Multimorphological top-hat-based multiscale target classification algorithm for real-time image processing

Appl Opt. 2019 Aug 1;58(22):6045-6056. doi: 10.1364/AO.58.006045.

Abstract

The traditional top-hat method is a commonly used method that quickly separates targets from a background. It is used for its fast processing speed and wide range of applications on programmable hardware. However, in some important fields such as microfluidic control, medicine, aerospace, and optical measurement, the observed targets are often spotted with different sizes. The formation mechanism of multiscale spots varies from each other so that they can not be successfully extracted and classified by the traditional top-hat method. To ensure the integrity of targets with a specific size and suppressed noise, the imaging mechanism of different types of spots are studied, and an improved top-hat method with a gray-scale value-based transform is proposed.

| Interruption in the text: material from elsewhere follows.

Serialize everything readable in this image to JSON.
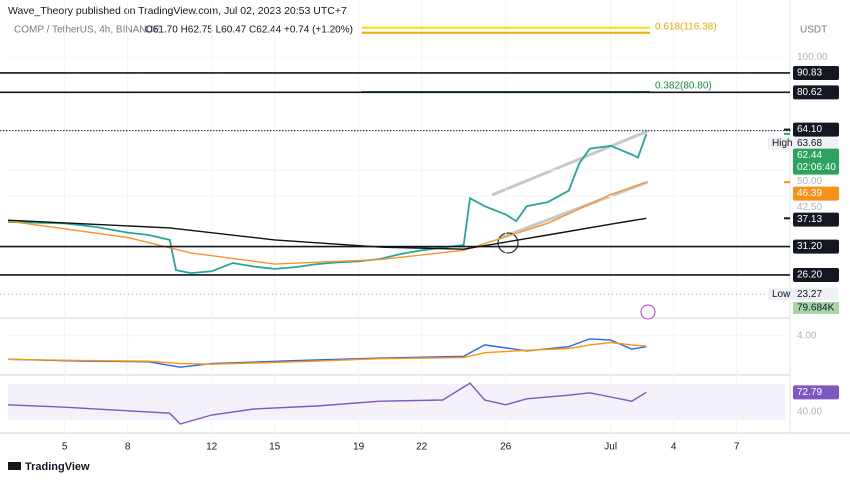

Compared with the traditional top-hat method, the proposed algorithm is more effective in completely removing unwanted spots. The calculated results of the simulated and real images verify the effectiveness of the double top-hat method in extracting targets with a specific size. Additionally, the resolution of this method is up to the parameter k, which has been discussed in this paper. Furthermore, a multi-top-hat algorithm is presented to distinguish spots of different sizes, and it could be used for real-time multiscale target detection and tracking, as well as real-time multiscale target detection and tracking.